I’m going to pass over the next three papers in the Olszewski collection pretty quickly, for various reasons.
First, there’s a piece on “Analog computation and Church’s Thesis” by Jerzy Mycka: I just don’t know anything about this stuff, and am certainly not in a position to comment on this piece, though it looks decent enough.
Then there is a paper by Piergiorgio Odifreddi on “Kreisel’s Church”. Now, I find Kreisel’s writings intriguing and irritating in roughly equal measure (all sorts of interesting things seem to be going on, but he just can’t or won’t write flat-footed technical exposition and direct, transparent, plain-spoken, philosophical commentary). So I’d hoped that Odifreddi might take up one or two of Kreisel’s themes from his discussions of CT and give them a careful development and exploration — for Odifreddi’s wonderful book on Recursion Theory shows how clear and judicious he can be. But regrettably, he does something quite different: he takes us on a lightening survey of Kreisel’s many relevant articles, with a lot of quotations and some references to related later work. But if you were puzzled by Kreisel before, you’ll stay pretty puzzled — though you’ll have a longer bibliography!
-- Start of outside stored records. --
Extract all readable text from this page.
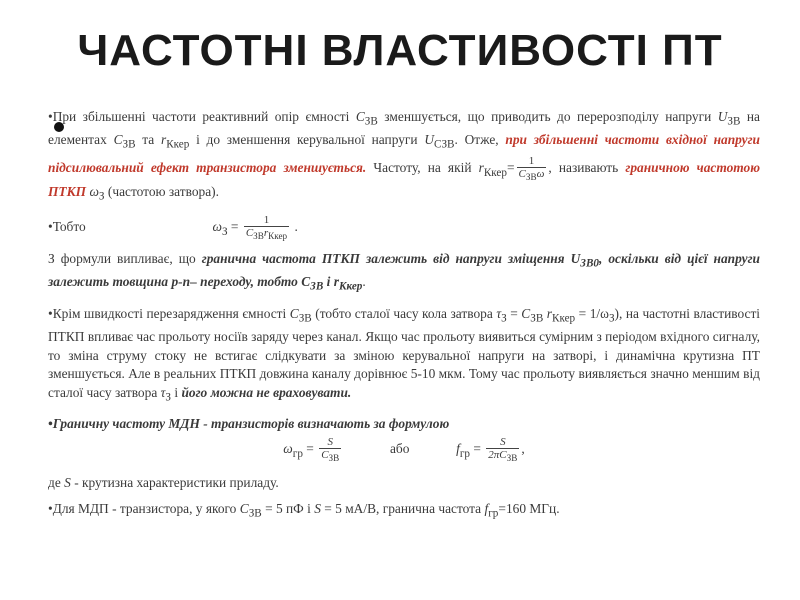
ЧАСТОТНІ ВЛАСТИВОСТІ ПТ

•При збільшенні частоти реактивний опір ємності $C_{ЗВ}$ зменшується, що приводить до перерозподілу напруги $U_{ЗВ}$ на елементах $C_{ЗВ}$ та $r_{Ккер}$ і до зменшення керувальної напруги $U_{СЗВ}$. Отже, при збільшенні частоти вхідної напруги підсилювальний ефект транзистора зменшується. Частоту, на якій $r_{Ккер}= \frac{1}{C_{ЗВ}\omega}$ , називають граничною частотою ПТКП $\omega_З$ (частотою затвора).

•Тобто	$\omega_З = \frac{1}{C_{ЗВ}r_{Ккер}}$ .

З формули випливає, що гранична частота ПТКП залежить від напруги зміщення $U_{ЗВ0}$, оскільки від цієї напруги залежить товщина p-n– переходу, тобто $C_{ЗВ}$ і $r_{Ккер}$.

•Крім швидкості перезарядження ємності $C_{ЗВ}$ (тобто сталої часу кола затвора $\tau_З = C_{ЗВ}$ $r_{Ккер} = 1/\omega_З$), на частотні властивості ПТКП впливає час прольоту носіїв заряду через канал. Якщо час прольоту виявиться сумірним з періодом вхідного сигналу, то зміна струму стоку не встигає слідкувати за зміною керувальної напруги на затворі, і динамічна крутизна ПТ зменшується. Але в реальних ПТКП довжина каналу дорівнює 5-10 мкм. Тому час прольоту виявляється значно меншим від сталої часу затвора $\tau_З$ і його можна не враховувати.

•Граничну частоту МДН - транзисторів визначають за формулою

$\omega_{гр} = \frac{S}{C_{ЗВ}}$	або	$f_{гр} = \frac{S}{2\pi C_{ЗВ}}$ ,

де S - крутизна характеристики приладу.

•Для МДП - транзистора, у якого $C_{ЗВ} = 5$ пФ і S = 5 мА/В, гранична частота $f_{гр}=160$ МГц.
Next, Adam Olszewski contributes a short piece on “Church’s Thesis as interpreted by Church”. Here Olszewski does at least pick up on the point that I noted that Murawski and Wolenski slurred over without comment. CT is nowadays usually taken to be a claim about the co-extensiveness of the two notions of effective computability and recursivess; but the Founding Fathers were wont to talk of the notions being identical, or of one notion being a definition of the other. Church in 1936 himself uses both identity talk and definition talk. But actually, it isn’t too likely that — at that early date — Church had a clearly worked out position in mind on the status of the correlation he was proposing between computability and recursivess, and I don’t think we can read too much into his choice of words here. The headline is that Church, at least originally, seemed to take the modest view of the correlation as having something like the status of a Carnapian explication, while Turing thought, more boldly, that it could be forced on us by an analysis of the very notion of a computation. This is familiar stuff, however, and Olszewski’s brief remarks don’t in any way change the familiar picture.